P. Jacques PHILIPPE (Cordes sur Ciel, Francia)
Hoy no meditamos un evangelio en particular, puesto que es un día que
carece de liturgia. Pero, con María, la única que ha permanecido firme
en la fe y en la esperanza después de la trágica muerte de su Hijo, nos
preparamos, en el silencio y en la oración, para celebrar la fiesta de
nuestra liberación en Cristo, que es el cumplimiento del Evangelio.
La
coincidencia temporal de los acontecimientos entre la muerte y la
resurrección del Señor y la fiesta judía anual de la Pascua, memorial de
la liberación de la esclavitud de Egipto, permite comprender el sentido
liberador de la cruz de Jesús, nuevo cordero pascual cuya sangre nos
preserva de la muerte.
Otra coincidencia en el tiempo, menos
señalada pero sin embargo muy rica en significado, es la que hay con la
fiesta judía semanal del “Sabbat”. Ésta empieza el viernes por la tarde,
cuando la madre de familia enciende las luces en cada casa judía,
terminando el sábado por la tarde. Esto recuerda que después del trabajo
de la creación, después de haber hecho el mundo de la nada, Dios
descansó el séptimo día. Él ha querido que también el hombre descanse el
séptimo día, en acción de gracias por la belleza de la obra del
Creador, y como señal de la alianza de amor entre Dios e Israel, siendo
Dios invocado en la liturgia judía del Sabbat como el esposo de Israel.

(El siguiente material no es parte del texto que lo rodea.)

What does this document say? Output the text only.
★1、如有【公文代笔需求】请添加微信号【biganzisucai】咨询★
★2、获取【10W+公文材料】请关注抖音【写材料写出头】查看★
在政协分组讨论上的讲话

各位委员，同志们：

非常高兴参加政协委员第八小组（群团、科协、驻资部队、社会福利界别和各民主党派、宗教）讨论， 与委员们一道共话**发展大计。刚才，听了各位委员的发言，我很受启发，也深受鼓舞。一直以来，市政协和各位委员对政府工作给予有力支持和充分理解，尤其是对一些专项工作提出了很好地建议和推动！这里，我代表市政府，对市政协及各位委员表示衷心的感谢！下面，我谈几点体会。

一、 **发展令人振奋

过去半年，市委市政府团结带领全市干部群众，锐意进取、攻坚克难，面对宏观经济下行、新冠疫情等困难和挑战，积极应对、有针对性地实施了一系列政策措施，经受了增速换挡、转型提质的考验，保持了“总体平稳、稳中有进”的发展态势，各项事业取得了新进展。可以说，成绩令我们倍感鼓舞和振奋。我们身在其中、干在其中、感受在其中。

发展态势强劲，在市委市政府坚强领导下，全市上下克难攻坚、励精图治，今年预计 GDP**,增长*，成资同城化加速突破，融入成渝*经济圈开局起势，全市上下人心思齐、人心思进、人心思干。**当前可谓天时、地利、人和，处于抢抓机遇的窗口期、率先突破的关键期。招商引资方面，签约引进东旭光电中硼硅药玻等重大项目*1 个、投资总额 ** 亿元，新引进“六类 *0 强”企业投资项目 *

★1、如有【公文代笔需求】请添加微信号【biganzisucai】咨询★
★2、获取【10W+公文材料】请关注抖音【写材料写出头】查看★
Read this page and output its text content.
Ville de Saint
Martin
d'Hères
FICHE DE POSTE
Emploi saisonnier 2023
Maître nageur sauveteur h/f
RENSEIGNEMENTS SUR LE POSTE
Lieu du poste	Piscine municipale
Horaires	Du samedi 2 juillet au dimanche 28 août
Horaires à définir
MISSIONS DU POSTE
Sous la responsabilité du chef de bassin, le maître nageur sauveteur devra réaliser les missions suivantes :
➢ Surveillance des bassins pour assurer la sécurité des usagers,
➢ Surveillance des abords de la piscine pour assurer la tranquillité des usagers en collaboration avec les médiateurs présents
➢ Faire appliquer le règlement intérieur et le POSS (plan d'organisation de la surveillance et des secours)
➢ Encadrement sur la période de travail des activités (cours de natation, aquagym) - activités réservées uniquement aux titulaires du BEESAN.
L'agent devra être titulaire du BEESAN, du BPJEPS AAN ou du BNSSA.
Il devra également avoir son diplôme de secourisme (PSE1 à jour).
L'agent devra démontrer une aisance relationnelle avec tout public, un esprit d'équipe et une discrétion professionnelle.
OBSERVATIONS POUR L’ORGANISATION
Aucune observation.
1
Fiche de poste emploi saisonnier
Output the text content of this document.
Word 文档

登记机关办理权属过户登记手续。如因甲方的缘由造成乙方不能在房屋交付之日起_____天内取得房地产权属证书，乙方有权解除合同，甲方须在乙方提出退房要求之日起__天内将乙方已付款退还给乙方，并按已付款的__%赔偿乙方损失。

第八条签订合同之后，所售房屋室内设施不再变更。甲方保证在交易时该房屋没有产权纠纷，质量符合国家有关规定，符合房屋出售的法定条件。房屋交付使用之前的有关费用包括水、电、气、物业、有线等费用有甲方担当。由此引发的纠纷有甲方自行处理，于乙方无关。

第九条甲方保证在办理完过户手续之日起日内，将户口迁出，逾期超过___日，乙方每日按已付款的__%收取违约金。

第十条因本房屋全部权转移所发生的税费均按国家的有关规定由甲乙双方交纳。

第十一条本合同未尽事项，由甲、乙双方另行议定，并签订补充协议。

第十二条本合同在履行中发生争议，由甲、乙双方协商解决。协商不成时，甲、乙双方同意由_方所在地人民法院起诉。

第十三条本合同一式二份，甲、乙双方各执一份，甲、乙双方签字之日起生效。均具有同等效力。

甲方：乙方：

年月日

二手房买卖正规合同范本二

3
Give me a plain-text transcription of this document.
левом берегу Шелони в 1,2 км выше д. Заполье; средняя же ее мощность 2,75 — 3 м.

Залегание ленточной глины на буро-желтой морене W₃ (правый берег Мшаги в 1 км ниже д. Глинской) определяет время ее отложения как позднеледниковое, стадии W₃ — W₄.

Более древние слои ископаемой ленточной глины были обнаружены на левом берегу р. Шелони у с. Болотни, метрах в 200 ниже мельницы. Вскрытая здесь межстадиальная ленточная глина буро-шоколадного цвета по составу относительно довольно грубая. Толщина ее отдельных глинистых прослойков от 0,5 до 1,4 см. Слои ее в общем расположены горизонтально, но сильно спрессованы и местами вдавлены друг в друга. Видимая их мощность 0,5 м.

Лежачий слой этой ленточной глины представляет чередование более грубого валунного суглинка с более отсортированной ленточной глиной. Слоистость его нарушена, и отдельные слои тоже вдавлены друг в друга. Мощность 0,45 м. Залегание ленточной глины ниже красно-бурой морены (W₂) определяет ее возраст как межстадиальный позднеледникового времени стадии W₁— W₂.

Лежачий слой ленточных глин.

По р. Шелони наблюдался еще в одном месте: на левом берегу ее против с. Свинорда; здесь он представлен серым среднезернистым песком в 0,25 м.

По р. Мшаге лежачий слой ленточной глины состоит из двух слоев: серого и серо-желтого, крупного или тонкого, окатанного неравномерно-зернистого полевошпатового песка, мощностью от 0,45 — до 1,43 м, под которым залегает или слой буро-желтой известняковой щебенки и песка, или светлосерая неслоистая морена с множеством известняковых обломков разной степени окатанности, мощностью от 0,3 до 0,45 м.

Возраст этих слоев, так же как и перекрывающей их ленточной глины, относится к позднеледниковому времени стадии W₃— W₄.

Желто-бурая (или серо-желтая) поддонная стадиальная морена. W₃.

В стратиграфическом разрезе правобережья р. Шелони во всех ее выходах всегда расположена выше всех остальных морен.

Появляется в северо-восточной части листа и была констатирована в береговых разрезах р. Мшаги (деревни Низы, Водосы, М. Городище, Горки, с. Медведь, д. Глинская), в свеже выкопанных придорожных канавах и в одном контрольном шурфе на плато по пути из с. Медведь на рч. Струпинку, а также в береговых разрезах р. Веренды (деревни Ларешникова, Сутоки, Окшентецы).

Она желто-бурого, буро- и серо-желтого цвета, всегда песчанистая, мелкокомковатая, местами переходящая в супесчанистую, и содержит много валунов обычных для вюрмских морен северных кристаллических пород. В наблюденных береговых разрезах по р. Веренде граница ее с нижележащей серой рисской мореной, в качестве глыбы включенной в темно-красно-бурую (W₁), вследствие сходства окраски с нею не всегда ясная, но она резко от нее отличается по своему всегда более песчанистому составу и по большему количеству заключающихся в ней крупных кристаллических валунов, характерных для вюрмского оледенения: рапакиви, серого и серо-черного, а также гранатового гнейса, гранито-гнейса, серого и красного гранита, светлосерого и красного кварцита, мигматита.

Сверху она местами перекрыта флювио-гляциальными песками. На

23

El Sabbat es el día en que se invita a cada uno a acoger la paz de Dios,
su “Shalom”.
De este modo, después del doloroso trabajo de la
cruz, «retoque en que el hombre es forjado de nuevo» según la expresión
de Catalina de Siena, Jesús entra en su descanso en el mismo momento en
que se encienden las primeras luces del Sabbat: “Todo se ha cumplido”
(Jn 19,3). Ahora se ha terminado la obra de la nueva creación: el hombre
prisionero antaño de la nada del pecado se convierte en una nueva
criatura en Cristo. Una nueva alianza entre Dios y la humanidad, que
nada podrá jamás romper, acaba de ser sellada, ya que en adelante toda
infidelidad puede ser lavada en la sangre y en el agua que brotan de la
cruz.
La carta a los Hebreos dice: «Un descanso, el del séptimo
día, queda para el pueblo de Dios» (Heb 4,9). La fe en Cristo nos da
acceso a ello. Que nuestro verdadero descanso, nuestra paz profunda, no
la de un solo día, sino para toda la vida, sea una total esperanza en la
infinita misericordia de Dios, según la invitación del Salmo 16: «Mi
carne descansará en la esperanza, pues tu no entregarás mi alma al
abismo». Que con un corazón nuevo nos preparemos para celebrar en la
alegría las bodas del Cordero y nos dejemos desposar plenamente por el
amor de Dios manifestado en Cristo.
+ Rev. D. Joan BUSQUETS i Masana (Sabadell, Barcelona, España)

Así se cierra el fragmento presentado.